The future is impossible to predict, which is why I’m always surprised that some people are so willing to give credence to prophecies and visions. There are two many factors at play to say for certain what’s going to happen very far down the road. Things are different in fiction, of course, but I tend to stay away from books about destiny and prophecies because the outcome is preordained. What I do enjoy, however, are stories that subvert this trope. Near the beginning of All the Birds in the Sky, the stunning debut by Charlie Jane Anders, we learn that one or both of the protagonists will destroy the world. But since neither has actually done anything, they’re innocent. It’s a dilemma.

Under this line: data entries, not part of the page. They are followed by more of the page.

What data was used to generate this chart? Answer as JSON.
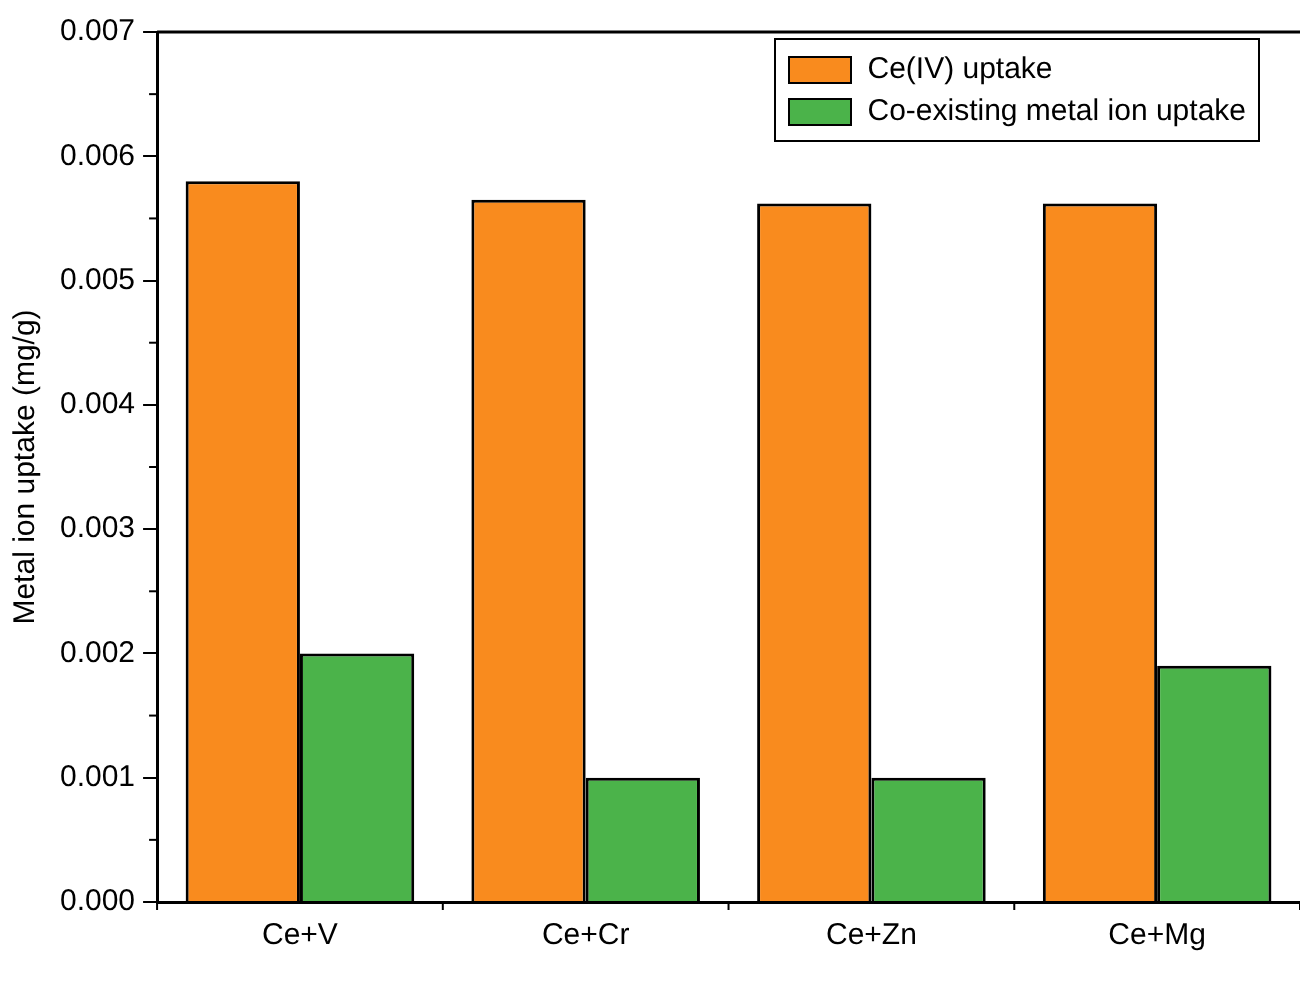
{
  "chart_data": {
    "type": "bar",
    "ylabel": "Metal ion uptake (mg/g)",
    "categories": [
      "Ce+V",
      "Ce+Cr",
      "Ce+Zn",
      "Ce+Mg"
    ],
    "series": [
      {
        "name": "Ce(IV) uptake",
        "color": "#f98b1e",
        "values": [
          0.0058,
          0.00565,
          0.00562,
          0.00562
        ]
      },
      {
        "name": "Co-existing metal ion uptake",
        "color": "#4bb34a",
        "values": [
          0.002,
          0.001,
          0.001,
          0.0019
        ]
      }
    ],
    "ylim": [
      0,
      0.007
    ],
    "yticks": [
      {
        "value": 0,
        "label": "0.000"
      },
      {
        "value": 0.001,
        "label": "0.001"
      },
      {
        "value": 0.002,
        "label": "0.002"
      },
      {
        "value": 0.003,
        "label": "0.003"
      },
      {
        "value": 0.004,
        "label": "0.004"
      },
      {
        "value": 0.005,
        "label": "0.005"
      },
      {
        "value": 0.006,
        "label": "0.006"
      },
      {
        "value": 0.007,
        "label": "0.007"
      }
    ],
    "grid": false,
    "legend": "top right"
  }
}
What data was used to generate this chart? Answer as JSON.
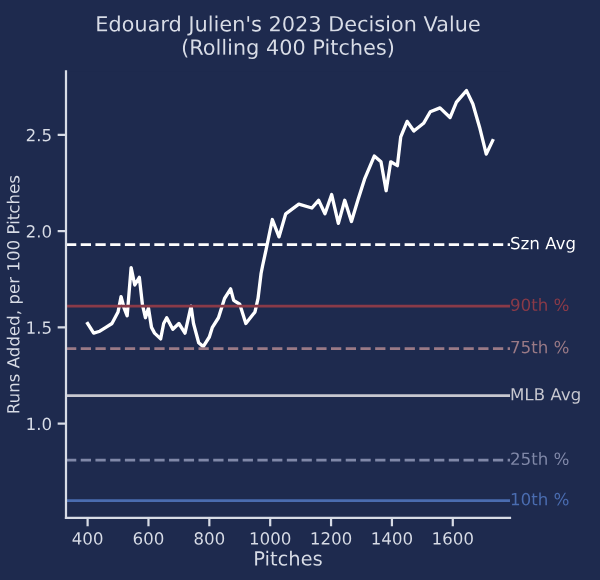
{
  "chart_data": {
    "type": "line",
    "title": "Edouard Julien's 2023 Decision Value\n(Rolling 400 Pitches)",
    "xlabel": "Pitches",
    "ylabel": "Runs Added, per 100 Pitches",
    "x": [
      400,
      420,
      440,
      460,
      480,
      500,
      510,
      520,
      530,
      543,
      555,
      570,
      580,
      590,
      600,
      610,
      620,
      640,
      650,
      660,
      680,
      700,
      720,
      740,
      748,
      765,
      780,
      800,
      810,
      830,
      850,
      870,
      880,
      900,
      920,
      940,
      950,
      960,
      970,
      975,
      986,
      1007,
      1029,
      1051,
      1094,
      1137,
      1159,
      1180,
      1202,
      1224,
      1245,
      1267,
      1288,
      1310,
      1342,
      1364,
      1381,
      1396,
      1418,
      1429,
      1450,
      1472,
      1504,
      1526,
      1558,
      1591,
      1612,
      1645,
      1666,
      1688,
      1710,
      1731
    ],
    "series": [
      {
        "color": "#ffffff",
        "values": [
          1.52,
          1.47,
          1.48,
          1.5,
          1.52,
          1.58,
          1.66,
          1.6,
          1.56,
          1.81,
          1.72,
          1.76,
          1.62,
          1.55,
          1.6,
          1.5,
          1.47,
          1.44,
          1.52,
          1.55,
          1.49,
          1.52,
          1.47,
          1.61,
          1.52,
          1.42,
          1.4,
          1.45,
          1.5,
          1.55,
          1.65,
          1.7,
          1.64,
          1.62,
          1.52,
          1.56,
          1.58,
          1.65,
          1.78,
          1.82,
          1.9,
          2.06,
          1.97,
          2.09,
          2.14,
          2.12,
          2.16,
          2.09,
          2.19,
          2.04,
          2.16,
          2.05,
          2.16,
          2.27,
          2.39,
          2.36,
          2.21,
          2.36,
          2.34,
          2.49,
          2.57,
          2.52,
          2.56,
          2.62,
          2.64,
          2.59,
          2.67,
          2.73,
          2.66,
          2.54,
          2.4,
          2.47
        ]
      }
    ],
    "xlim": [
      329,
      1788
    ],
    "ylim": [
      0.51,
      2.83
    ],
    "xticks": [
      400,
      600,
      800,
      1000,
      1200,
      1400,
      1600
    ],
    "yticks": [
      {
        "value": 1,
        "label": "1.0"
      },
      1.5,
      {
        "value": 2,
        "label": "2.0"
      },
      2.5
    ],
    "ref_lines": [
      {
        "axis": "y",
        "value": 1.93,
        "label": "Szn Avg",
        "color": "#ffffff",
        "line_style": "dashed"
      },
      {
        "axis": "y",
        "value": 1.61,
        "label": "90th %",
        "color": "#8a3a48",
        "line_style": "solid"
      },
      {
        "axis": "y",
        "value": 1.39,
        "label": "75th %",
        "color": "#9a7a86",
        "line_style": "dashed"
      },
      {
        "axis": "y",
        "value": 1.145,
        "label": "MLB Avg",
        "color": "#c8c8d0",
        "line_style": "solid"
      },
      {
        "axis": "y",
        "value": 0.81,
        "label": "25th %",
        "color": "#8088a8",
        "line_style": "dashed"
      },
      {
        "axis": "y",
        "value": 0.6,
        "label": "10th %",
        "color": "#4a6cb0",
        "line_style": "solid"
      }
    ],
    "grid": false,
    "legend": false
  }
}
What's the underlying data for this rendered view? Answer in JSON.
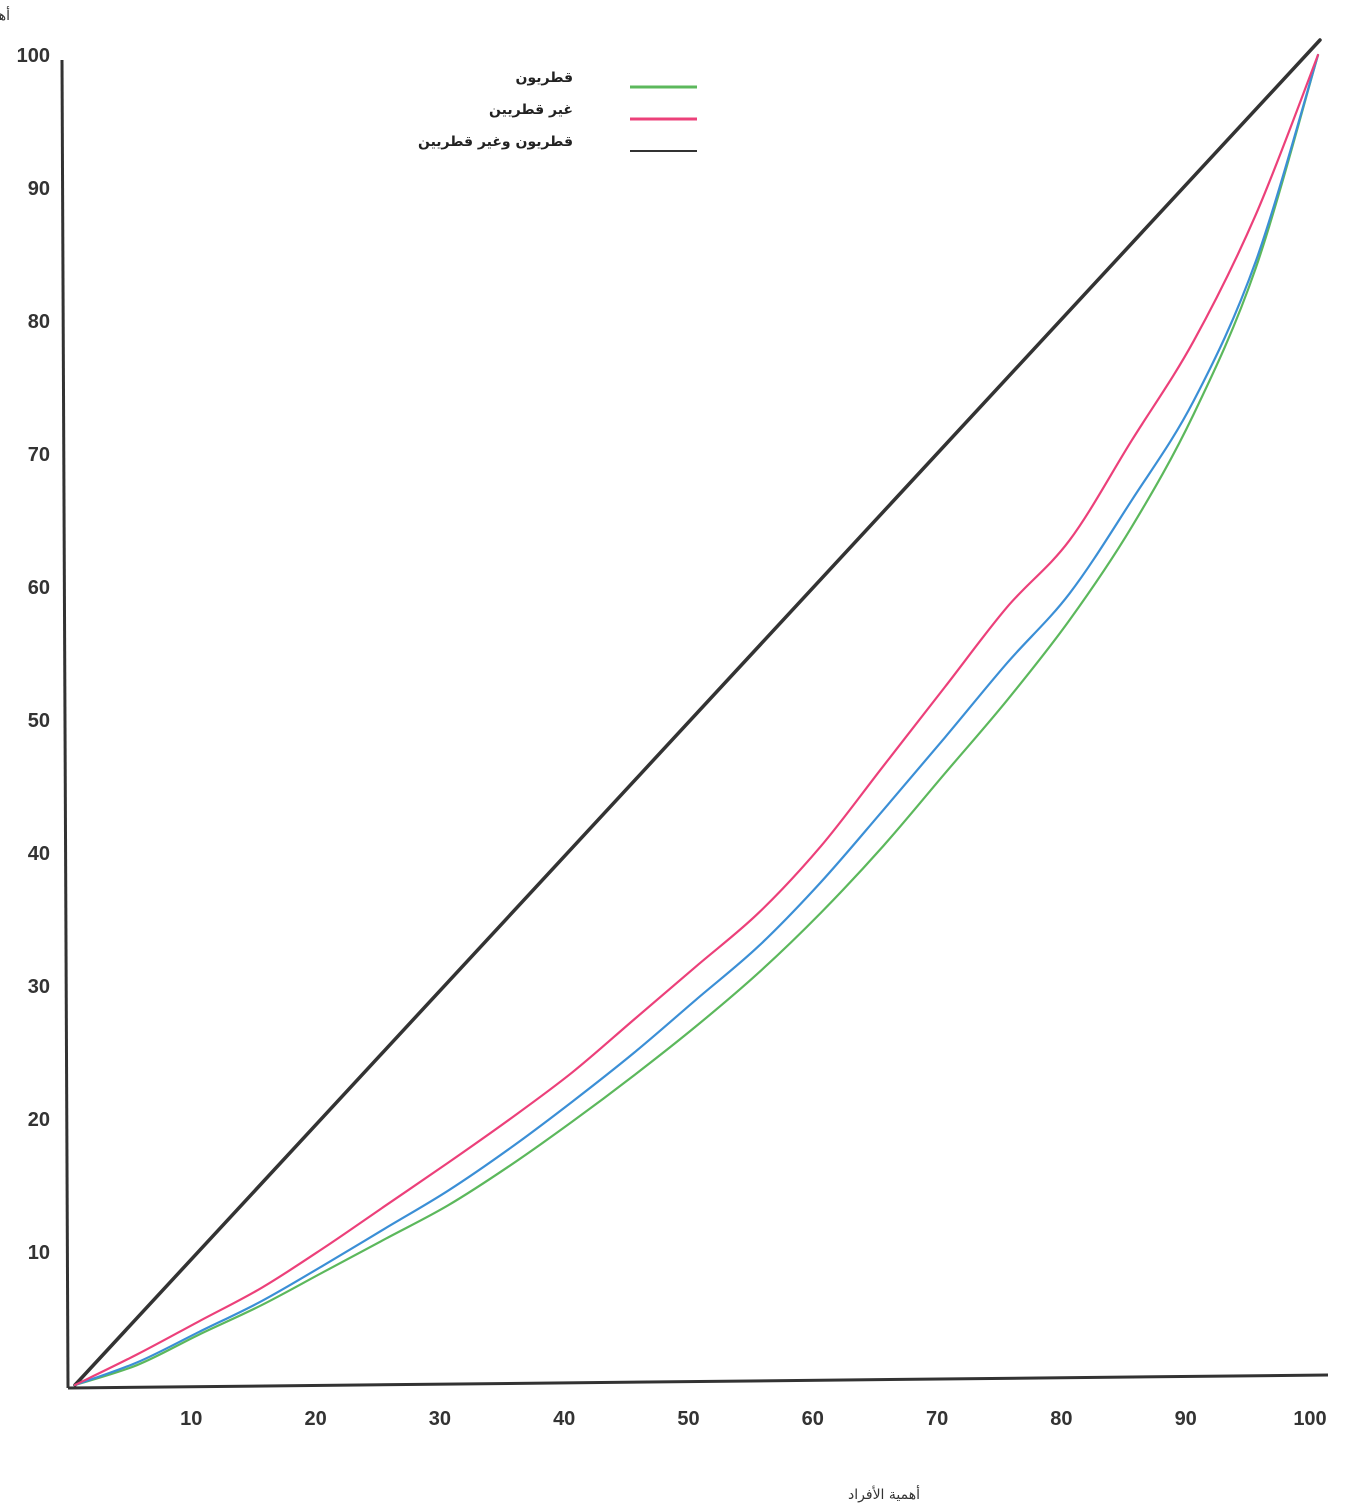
{
  "chart_data": {
    "type": "line",
    "title": "",
    "xlabel": "أهمية الأفراد",
    "ylabel": "أهمية الانفاق",
    "xlim": [
      0,
      100
    ],
    "ylim": [
      0,
      100
    ],
    "x_ticks": [
      "10",
      "20",
      "30",
      "40",
      "50",
      "60",
      "70",
      "80",
      "90",
      "100"
    ],
    "y_ticks": [
      "10",
      "20",
      "30",
      "40",
      "50",
      "60",
      "70",
      "80",
      "90",
      "100"
    ],
    "grid": false,
    "legend_position": "top-center",
    "series": [
      {
        "name": "قطريون",
        "color": "#5cb85c",
        "x": [
          0,
          5,
          10,
          15,
          20,
          25,
          30,
          35,
          40,
          45,
          50,
          55,
          60,
          65,
          70,
          75,
          80,
          85,
          90,
          95,
          100
        ],
        "y": [
          0,
          1.5,
          3.8,
          6.0,
          8.5,
          11.0,
          13.5,
          16.5,
          19.8,
          23.3,
          27.0,
          31.0,
          35.5,
          40.5,
          46.0,
          51.5,
          57.5,
          64.5,
          73.0,
          84.0,
          100
        ]
      },
      {
        "name": "غير قطريين",
        "color": "#ec407a",
        "x": [
          0,
          5,
          10,
          15,
          20,
          25,
          30,
          35,
          40,
          45,
          50,
          55,
          60,
          65,
          70,
          75,
          80,
          85,
          90,
          95,
          100
        ],
        "y": [
          0,
          2.3,
          4.8,
          7.3,
          10.3,
          13.5,
          16.7,
          20.0,
          23.5,
          27.5,
          31.5,
          35.5,
          40.5,
          46.5,
          52.5,
          58.5,
          63.5,
          71.0,
          78.5,
          88.0,
          100
        ]
      },
      {
        "name": "قطريون وغير قطريين",
        "color": "#333333",
        "x": [
          0,
          100
        ],
        "y": [
          0,
          100
        ]
      },
      {
        "color": "#3b8fd6",
        "x": [
          0,
          5,
          10,
          15,
          20,
          25,
          30,
          35,
          40,
          45,
          50,
          55,
          60,
          65,
          70,
          75,
          80,
          85,
          90,
          95,
          100
        ],
        "y": [
          0,
          1.7,
          4.0,
          6.3,
          9.0,
          11.8,
          14.6,
          17.8,
          21.3,
          25.0,
          29.0,
          33.0,
          37.8,
          43.2,
          48.7,
          54.3,
          59.5,
          66.5,
          74.0,
          84.5,
          100
        ]
      }
    ]
  }
}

All the Birds in the Sky is the story of a witch and a nerd genius. (It’s a delightful blend of the two genres.) Both have a very hard time with bullies because they just don’t fit in with their peers. Because they are both ostracized, they gravitate to each other, comforting each other in the middle of rumors, dumpster wedgies, and worse. Life gets hard for each once they hit their mid-teen years. Their guidance counselor—who is an incognito assassin from a mystical order—has had a vision that these children will destroy the world with their powers. They must be stopped. But since he is prohibited (on pain of death) from killing children, he tries everything to get someone else do the dirty work. He starts with the witch, Patricia. He tells her that her only friend, Laurence, must be killed or else. When that fails, the counselor turns the school against Patricia and has Laurence packed off to a sadistic military school.

After a spectacular scene in which we learn what Patricia is capable of, All the Birds in the Sky jumps ahead. Patricia has learned to be a witch and is doing some kind of penance by healing everyone she can get her hands on. Meanwhile, Laurence has left behind his AI project to try and create a wormhole creator so that humanity can escape if earth becomes uninhabitable. The two characters’ stories once again weave together as Patricia and Laurence reestablish their friendship. Unfortunately, events run ahead of them and the pair find themselves in the middle of a war between science and magic.

I realize that my summary might make All the Birds in the Sky sound a little dull. This book is anything but. It’s just hard to capture the richness of Anders’ characterization and world-building. The science fiction chapters and the fantasy chapters are utterly convincing. It only takes Anders a few paragraphs to get you to sink into each genre. Also, unlike most destiny-based novels, Patricia and Laurence get less likely to fulfill their destinies as time goes on. How are these two, who only want the best for humanity, going to destroy the world? The mystery kept me reading All the Birds in the Sky way past my bedtime.